Sevgi Çiçeği Peşinde
Dört arkadaşın, annelerine hediye etmek için Karadeniz'in yüksek yaylalarında sihirli Sevgi Çiçeği'ni aramalarının masalıdır.

Evvel zaman içinde, kalbur saman içinde, Ankara'nın şirin mi şirin bir semtinde, dört tatlı arkadaş varmış. Ayşe, Kerem, Zeynep ve Murat adındaki bu yavrucaklar, bir gün canım öğretmenleri Sevgi Hanım'dan öyle güzel bir hikâye dinlemişler ki!
Meğer Karadeniz'in yemyeşil yaylalarında, Gökdere köyünde, yılda bir kez açan sihirli bir çiçek varmış. Anadolu Sevgi Çiçeği derlermiş ona.
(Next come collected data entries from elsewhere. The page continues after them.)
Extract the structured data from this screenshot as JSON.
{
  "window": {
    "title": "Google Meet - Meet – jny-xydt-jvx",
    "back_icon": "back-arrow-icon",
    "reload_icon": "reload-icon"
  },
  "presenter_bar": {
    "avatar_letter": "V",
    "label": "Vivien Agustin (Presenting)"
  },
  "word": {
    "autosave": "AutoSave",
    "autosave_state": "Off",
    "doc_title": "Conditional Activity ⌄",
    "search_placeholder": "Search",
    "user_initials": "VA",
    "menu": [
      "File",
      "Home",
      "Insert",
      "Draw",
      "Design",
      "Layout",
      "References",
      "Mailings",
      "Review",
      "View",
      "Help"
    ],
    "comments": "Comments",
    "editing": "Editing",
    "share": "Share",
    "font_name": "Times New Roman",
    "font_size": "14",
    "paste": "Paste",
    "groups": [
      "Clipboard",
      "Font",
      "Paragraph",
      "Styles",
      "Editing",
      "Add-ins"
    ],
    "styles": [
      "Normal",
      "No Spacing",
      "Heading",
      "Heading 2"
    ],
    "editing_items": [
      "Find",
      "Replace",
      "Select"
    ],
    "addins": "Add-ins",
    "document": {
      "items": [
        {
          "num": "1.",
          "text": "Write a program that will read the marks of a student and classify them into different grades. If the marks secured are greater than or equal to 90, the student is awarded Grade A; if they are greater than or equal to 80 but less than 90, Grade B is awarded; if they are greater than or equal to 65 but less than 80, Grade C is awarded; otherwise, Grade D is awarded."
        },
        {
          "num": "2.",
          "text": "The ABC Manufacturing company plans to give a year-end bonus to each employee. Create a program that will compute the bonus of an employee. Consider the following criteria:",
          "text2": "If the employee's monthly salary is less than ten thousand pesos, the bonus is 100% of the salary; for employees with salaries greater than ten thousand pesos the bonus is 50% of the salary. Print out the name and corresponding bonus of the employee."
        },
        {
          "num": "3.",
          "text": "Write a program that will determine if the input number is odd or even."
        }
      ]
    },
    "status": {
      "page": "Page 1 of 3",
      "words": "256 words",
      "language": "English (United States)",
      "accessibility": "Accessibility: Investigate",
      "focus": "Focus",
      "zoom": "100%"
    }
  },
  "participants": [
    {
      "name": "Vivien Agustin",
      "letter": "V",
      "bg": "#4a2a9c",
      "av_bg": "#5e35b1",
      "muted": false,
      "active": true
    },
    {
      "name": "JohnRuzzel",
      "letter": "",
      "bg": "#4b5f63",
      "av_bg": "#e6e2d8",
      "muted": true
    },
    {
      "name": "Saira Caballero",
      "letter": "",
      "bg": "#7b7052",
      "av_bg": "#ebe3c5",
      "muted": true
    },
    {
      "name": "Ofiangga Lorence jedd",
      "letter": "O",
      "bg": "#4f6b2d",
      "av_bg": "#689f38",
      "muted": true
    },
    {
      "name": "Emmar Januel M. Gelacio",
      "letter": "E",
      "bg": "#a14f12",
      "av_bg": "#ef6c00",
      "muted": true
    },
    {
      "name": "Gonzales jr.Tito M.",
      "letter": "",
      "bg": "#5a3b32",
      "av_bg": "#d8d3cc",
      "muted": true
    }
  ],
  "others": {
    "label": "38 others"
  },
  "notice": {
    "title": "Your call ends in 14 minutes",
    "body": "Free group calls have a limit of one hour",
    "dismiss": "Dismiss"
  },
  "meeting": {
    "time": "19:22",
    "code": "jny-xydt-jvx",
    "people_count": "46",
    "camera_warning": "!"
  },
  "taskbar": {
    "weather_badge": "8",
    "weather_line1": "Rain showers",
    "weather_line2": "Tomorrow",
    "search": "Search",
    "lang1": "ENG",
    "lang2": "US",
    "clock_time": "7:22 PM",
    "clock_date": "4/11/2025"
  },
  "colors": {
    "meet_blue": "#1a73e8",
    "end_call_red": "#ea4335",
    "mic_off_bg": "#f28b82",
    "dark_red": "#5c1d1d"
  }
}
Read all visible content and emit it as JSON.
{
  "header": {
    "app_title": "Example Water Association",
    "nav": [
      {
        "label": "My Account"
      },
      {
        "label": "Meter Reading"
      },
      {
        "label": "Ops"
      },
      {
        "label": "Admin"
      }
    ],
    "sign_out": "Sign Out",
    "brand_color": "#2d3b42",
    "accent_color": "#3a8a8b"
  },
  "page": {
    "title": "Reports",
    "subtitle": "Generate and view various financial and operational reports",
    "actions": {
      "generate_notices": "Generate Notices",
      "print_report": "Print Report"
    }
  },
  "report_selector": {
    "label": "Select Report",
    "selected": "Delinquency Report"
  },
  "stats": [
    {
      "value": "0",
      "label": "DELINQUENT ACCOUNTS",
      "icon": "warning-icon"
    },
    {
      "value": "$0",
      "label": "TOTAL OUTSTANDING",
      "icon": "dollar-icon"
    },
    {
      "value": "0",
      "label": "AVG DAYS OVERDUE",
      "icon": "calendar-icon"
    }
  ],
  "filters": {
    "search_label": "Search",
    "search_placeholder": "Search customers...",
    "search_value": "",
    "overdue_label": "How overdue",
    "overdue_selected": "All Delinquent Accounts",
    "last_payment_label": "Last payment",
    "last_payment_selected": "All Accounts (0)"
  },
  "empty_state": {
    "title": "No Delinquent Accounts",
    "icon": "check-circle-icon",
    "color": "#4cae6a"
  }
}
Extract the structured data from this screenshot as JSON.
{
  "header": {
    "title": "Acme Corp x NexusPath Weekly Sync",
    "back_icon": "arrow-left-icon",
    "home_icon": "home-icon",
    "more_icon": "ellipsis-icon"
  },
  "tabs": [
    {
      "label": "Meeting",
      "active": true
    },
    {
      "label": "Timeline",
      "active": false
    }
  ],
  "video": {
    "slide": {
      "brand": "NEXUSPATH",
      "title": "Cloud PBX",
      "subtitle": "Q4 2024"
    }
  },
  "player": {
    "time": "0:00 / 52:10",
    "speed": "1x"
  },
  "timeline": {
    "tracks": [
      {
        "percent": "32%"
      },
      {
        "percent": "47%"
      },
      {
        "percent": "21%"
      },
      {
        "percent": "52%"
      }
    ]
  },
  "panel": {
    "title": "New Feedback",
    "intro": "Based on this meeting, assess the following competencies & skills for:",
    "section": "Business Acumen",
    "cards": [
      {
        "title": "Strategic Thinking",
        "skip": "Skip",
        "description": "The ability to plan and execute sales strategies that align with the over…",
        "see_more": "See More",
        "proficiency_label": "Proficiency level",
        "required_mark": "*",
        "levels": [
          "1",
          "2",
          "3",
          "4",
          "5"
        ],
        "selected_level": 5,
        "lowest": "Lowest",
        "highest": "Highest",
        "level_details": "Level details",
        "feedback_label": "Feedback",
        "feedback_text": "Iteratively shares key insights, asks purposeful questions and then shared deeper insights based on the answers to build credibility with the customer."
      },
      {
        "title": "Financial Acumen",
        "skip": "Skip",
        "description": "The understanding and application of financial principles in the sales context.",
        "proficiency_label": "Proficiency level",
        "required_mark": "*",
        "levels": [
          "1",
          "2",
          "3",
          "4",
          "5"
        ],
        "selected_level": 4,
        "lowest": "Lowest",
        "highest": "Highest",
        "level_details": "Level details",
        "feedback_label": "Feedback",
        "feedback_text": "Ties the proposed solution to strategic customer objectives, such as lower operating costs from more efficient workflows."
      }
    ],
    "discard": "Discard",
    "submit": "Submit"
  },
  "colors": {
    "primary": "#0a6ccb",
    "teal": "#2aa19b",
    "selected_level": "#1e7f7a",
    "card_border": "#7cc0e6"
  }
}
Öyle değerliymiş ki, ailelere mutluluk ve şans getirirmiş.
Dört kafadar hemen kolları sıvamış. Kerem'in nur yüzlü dedesi Mehmet Amca'nın minik minibüsüne atlayıp düşmüşler yollara! Yanlarına köy ekmeği, peynir, anneciğin böreği, bir de sıcacık çay almışlar.
Az gitmişler uz gitmişler, dere tepe düz gitmişler. Mehmet dede türküler söylemiş, onlar da şen şakrak eşlik etmişler. Ama birden hava bozuvermiş, minibüs çamura saplanıvermiş!
Tam "Eyvah!" derlerken, karşılarına ak saçlı, nur yüzlü Fadime Nine çıkmış. Nine onları evine buyur etmiş, ıhlamur çayı ikram etmiş. "Sevgi çiçeğini bulmak için üç görevi başarmalısınız yavrularım," demiş.
İlk görev keçiciklere yem vermekmiş. İkincisi, ninelere odun taşımakmış. Üçüncüsü de minik öğrencilere ders anlatmakmış. Dört arkadaş el ele verip bütün görevleri bir bir başarmış.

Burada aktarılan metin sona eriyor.